UBS Arena figures to look a lot better to free agents than Nassau Coliseum or the Barclays Center ever did, even more so now that the team has a permanent home address after years of uncertainty.

The building remains a work in progress. There will be glitches, missing details and whatnot for weeks.

Tim Leiweke, CEO of the arena developers Oak View Group, told Newsday on Wednesday that the new car smell will last for quite a while.

But the arena already is a long way from where Nassau Coliseum was on its opening night, when the Nets hosted the Pittsburgh Condors in an ABA game on Feb. 11, 1972.

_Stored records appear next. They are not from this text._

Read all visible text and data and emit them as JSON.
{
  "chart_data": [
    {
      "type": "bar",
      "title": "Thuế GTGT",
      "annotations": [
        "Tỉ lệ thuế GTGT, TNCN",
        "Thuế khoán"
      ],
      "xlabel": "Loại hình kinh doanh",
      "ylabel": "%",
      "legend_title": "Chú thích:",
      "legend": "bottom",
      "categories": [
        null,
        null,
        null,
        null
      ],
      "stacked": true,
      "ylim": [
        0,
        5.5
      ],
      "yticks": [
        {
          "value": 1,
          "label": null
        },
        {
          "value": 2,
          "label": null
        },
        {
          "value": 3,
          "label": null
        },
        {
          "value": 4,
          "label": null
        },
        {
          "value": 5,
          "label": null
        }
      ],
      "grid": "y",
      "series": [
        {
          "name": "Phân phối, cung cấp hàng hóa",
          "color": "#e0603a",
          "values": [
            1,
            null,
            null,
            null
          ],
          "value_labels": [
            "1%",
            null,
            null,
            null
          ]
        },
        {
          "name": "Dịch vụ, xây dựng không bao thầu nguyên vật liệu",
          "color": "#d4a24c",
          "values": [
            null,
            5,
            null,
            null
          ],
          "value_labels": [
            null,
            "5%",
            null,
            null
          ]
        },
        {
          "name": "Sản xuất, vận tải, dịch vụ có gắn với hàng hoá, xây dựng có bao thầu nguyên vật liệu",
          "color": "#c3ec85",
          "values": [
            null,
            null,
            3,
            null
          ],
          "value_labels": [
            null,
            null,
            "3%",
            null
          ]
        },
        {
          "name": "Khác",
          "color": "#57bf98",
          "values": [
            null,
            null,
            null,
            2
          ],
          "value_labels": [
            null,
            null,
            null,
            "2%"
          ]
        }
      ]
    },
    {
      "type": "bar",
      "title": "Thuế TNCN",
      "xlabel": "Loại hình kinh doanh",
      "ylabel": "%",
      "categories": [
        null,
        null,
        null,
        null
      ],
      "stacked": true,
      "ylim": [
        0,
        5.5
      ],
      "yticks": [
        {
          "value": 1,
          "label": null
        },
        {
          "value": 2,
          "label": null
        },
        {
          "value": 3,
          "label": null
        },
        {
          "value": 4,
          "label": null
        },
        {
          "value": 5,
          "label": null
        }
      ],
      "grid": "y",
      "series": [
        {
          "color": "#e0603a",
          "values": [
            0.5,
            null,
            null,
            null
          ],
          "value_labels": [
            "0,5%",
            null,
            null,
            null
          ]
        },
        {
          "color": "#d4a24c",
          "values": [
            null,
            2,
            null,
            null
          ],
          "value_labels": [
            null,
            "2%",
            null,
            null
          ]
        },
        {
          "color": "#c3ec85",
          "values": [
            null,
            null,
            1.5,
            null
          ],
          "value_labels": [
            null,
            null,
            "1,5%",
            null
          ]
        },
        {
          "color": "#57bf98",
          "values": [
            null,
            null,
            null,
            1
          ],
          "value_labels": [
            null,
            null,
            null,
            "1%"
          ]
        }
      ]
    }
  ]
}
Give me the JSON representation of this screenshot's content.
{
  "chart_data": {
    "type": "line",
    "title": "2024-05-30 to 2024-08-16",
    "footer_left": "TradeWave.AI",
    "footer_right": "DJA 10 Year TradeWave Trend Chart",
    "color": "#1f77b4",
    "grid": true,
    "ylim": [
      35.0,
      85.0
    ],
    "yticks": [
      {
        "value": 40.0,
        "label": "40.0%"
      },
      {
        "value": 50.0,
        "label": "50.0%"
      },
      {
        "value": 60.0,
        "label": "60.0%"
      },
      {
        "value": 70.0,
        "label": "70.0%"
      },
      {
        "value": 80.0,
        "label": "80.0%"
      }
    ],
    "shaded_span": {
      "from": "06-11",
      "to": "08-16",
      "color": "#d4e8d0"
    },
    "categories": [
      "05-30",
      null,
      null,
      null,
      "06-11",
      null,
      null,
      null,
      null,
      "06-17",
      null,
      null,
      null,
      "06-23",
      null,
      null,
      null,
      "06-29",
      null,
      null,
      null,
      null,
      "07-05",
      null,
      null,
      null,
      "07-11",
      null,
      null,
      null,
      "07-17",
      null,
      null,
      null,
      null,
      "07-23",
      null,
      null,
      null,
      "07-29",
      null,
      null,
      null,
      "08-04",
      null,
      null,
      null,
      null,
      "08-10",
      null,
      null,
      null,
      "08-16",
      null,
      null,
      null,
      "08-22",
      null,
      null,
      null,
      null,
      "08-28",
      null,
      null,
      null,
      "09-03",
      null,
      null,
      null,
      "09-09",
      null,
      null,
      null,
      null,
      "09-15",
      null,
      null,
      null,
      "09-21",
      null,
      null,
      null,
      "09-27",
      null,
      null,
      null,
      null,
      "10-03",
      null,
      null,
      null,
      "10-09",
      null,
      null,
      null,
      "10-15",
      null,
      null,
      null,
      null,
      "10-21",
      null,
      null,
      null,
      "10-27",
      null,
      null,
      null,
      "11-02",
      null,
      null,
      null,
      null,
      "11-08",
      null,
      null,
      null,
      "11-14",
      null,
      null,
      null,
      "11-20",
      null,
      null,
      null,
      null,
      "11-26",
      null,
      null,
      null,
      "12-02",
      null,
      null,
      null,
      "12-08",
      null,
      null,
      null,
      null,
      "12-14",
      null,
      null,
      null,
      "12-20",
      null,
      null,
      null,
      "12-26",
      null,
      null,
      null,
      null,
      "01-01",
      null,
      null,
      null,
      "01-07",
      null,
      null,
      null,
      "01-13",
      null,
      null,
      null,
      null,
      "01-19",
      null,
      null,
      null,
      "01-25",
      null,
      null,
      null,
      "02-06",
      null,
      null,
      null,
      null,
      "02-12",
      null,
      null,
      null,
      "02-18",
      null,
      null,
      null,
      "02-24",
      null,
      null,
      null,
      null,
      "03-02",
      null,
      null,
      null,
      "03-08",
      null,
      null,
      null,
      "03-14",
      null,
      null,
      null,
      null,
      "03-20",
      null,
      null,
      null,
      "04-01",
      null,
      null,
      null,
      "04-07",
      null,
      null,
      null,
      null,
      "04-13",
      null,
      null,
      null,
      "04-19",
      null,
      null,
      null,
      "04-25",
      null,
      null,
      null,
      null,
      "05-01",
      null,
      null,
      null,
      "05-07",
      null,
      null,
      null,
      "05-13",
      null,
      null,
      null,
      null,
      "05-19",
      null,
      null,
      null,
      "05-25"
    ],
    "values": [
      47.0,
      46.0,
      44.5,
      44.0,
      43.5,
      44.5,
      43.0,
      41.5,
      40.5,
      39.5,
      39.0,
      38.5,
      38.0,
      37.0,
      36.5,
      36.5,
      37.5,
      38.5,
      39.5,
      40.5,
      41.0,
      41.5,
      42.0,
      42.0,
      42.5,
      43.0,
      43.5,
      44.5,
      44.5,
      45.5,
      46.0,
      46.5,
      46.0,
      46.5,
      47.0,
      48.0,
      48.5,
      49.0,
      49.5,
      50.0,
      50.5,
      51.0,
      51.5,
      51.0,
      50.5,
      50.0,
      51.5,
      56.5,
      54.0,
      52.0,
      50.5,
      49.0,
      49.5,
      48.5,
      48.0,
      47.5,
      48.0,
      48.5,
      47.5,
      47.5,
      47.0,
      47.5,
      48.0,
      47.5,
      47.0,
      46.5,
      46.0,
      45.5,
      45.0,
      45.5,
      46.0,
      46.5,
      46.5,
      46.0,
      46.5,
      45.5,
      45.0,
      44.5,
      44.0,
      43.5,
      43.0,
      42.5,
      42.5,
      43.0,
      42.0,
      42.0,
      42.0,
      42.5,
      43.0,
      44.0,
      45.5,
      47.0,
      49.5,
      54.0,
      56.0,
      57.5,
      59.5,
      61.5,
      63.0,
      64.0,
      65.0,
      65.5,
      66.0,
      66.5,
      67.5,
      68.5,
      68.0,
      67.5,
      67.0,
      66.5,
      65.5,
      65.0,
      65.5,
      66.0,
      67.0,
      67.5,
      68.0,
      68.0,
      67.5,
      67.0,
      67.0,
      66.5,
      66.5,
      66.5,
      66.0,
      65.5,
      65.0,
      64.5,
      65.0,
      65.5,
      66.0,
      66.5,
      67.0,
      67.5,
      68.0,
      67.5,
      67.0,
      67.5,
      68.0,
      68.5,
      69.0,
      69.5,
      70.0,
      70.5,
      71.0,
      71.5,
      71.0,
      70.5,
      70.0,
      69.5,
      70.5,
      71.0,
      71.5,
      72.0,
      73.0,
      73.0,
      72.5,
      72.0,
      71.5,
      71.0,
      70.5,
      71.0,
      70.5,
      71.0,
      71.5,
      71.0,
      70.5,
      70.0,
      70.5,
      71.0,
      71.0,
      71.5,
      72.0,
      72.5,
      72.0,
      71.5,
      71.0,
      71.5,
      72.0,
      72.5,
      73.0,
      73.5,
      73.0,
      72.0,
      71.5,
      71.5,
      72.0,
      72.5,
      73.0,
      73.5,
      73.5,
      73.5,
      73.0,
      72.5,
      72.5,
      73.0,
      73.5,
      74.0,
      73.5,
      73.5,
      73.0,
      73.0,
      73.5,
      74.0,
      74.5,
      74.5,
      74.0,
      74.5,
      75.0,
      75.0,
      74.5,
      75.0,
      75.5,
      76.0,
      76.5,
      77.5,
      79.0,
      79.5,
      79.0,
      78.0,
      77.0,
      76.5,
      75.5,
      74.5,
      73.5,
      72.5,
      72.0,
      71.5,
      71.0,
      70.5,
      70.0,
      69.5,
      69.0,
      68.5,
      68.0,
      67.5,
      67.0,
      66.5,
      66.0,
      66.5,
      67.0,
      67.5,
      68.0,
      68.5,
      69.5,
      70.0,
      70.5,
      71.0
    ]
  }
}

Only 7,892 turned out to see the Nets win, 129-121, behind Rick Barry’s 45 points. But it was not necessarily for lack of interest. About half of the $28 million arena’s planned 15,500 seats had not yet been installed.

That October, the Islanders played their first game at the Coliseum, attracting a far-less-than-capacity crowd of 12,221 as the Flames won, 3-2.

The Flames moved to Calgary in 1980. The Islanders made their move Saturday, a mere eight-mile hike west of Nassau Coliseum, and a long overdue leap into a new era.